Do pierwszego zdarzenia doszło 31 grudnia 2017 r. Gracjan S. zaatakował wtedy sąsiada, który z kościoła wracał do domu w Ochodzy koło Krakowa. Mężczyzna odniósł wiele poważnych obrażeń, złamane kości oczodołu, nosa i szczęki. Sprawca kilka razy kopnął go w głowę.
Gracjan S. przyznał się do pobicia sąsiada, ale odmówił składania wyjaśnień.
Pobity trafił do krakowskiego szpitala, a potem do Zakładu Opieki Długoterminowej w Makowie Podhalańskim, gdzie zmarł po trzech miesiącach.
Gracjan S. po poturbowaniu sąsiada ze względu na swój wiek nie trafił do aresztu, czy zamkniętego zakładu poprawczego, ale do Młodzieżowego Ośrodka Wychowawczego w Podzamczu. Dwa razy próbował stamtąd uciec.
Po śmierci pierwszej ofiary, prokuratura wszczęła postępowanie w sprawie śmiertelnego pobicia Sylwestra P.

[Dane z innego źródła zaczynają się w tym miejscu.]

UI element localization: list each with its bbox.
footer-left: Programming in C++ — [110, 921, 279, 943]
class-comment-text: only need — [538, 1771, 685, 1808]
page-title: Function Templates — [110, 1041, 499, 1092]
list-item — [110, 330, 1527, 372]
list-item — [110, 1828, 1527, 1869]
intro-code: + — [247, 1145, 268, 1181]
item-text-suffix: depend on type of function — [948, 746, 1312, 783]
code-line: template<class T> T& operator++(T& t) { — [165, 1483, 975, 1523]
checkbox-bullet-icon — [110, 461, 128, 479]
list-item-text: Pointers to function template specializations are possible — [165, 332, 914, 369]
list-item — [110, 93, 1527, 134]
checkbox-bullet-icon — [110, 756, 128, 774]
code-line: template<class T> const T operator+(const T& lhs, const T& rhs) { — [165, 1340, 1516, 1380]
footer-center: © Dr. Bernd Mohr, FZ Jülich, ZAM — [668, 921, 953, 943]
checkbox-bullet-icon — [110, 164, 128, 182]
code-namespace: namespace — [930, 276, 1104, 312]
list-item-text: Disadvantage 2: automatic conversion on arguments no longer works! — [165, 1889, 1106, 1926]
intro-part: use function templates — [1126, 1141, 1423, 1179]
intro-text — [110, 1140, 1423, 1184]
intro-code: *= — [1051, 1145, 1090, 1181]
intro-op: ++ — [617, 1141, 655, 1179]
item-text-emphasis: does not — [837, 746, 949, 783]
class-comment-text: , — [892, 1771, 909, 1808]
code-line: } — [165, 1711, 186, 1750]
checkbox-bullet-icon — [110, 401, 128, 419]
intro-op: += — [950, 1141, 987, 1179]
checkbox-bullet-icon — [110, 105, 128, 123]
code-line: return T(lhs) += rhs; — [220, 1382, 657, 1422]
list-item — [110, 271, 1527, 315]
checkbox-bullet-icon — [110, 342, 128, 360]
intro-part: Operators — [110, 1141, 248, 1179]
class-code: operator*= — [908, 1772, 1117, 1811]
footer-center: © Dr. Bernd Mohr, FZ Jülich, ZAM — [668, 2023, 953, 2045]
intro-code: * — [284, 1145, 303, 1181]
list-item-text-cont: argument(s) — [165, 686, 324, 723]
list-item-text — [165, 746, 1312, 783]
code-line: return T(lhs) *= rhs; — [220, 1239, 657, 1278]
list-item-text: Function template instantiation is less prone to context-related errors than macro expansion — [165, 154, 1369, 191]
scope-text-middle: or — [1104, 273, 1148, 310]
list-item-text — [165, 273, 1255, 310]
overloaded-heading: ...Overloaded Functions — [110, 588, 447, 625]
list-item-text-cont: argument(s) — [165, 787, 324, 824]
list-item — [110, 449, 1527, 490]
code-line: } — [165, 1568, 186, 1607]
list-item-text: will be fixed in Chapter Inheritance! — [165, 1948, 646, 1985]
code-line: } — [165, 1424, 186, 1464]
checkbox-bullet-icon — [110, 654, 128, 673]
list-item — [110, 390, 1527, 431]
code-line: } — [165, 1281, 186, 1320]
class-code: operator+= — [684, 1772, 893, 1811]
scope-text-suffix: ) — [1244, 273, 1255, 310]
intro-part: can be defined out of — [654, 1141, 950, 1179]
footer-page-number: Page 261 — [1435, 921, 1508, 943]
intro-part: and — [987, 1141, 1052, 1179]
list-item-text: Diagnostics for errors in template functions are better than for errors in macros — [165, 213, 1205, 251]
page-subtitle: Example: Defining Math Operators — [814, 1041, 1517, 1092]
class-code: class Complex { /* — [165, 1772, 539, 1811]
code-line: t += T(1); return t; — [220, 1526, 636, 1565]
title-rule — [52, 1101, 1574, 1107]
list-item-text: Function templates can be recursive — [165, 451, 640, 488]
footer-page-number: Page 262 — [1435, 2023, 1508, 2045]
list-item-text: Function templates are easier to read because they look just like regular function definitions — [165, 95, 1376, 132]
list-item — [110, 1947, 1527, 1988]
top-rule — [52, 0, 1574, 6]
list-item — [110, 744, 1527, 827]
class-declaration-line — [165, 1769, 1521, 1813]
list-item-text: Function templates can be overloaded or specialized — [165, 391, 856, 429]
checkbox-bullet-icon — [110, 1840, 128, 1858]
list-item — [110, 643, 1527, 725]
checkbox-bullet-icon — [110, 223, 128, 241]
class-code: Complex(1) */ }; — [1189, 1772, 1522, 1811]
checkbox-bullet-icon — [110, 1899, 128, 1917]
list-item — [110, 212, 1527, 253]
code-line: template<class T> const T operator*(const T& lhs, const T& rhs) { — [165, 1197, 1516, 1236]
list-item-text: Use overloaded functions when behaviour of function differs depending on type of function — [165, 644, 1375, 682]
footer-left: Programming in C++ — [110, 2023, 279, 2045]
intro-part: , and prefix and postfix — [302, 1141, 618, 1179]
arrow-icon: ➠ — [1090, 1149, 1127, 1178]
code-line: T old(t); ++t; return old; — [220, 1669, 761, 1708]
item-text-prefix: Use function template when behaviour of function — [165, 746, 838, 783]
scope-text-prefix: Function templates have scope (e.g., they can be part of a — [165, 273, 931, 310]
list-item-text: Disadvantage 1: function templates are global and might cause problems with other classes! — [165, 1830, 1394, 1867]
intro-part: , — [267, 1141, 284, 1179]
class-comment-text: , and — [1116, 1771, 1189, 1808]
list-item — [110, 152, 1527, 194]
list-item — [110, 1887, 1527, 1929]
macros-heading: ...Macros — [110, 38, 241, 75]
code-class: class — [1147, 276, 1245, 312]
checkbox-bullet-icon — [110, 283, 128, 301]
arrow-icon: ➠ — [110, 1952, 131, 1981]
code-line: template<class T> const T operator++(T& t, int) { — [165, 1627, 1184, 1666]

Pół roku później Gracjan S. wraz z dwoma kolegami dopuścił się kolejnego przestępstwa. W nocy z 14 na 15 lipca 2018 r. z 18-letnim Mateuszem S i 18-letni Krystianem P. w Zelczynie zaatakowali 54-latka, którego spotkali w barze. Kilka chwil wcześniej jeden ze sprawców dał Janowi Ś. 15 zł, bo sam na automatach wygrał 150 zł. Polecił mężczyźnie, by kupił sobie jedzenie i poszedł do domu. Sprawcy zdenerwowali się, gdy zobaczyli, że obdarowany zamiast tego nabył piwo i oddał się grze na automatach. Wtedy za karę go pobili. Rano znaleziono go martwego. Całe zdarzenie zostało przez kamery monitoringu.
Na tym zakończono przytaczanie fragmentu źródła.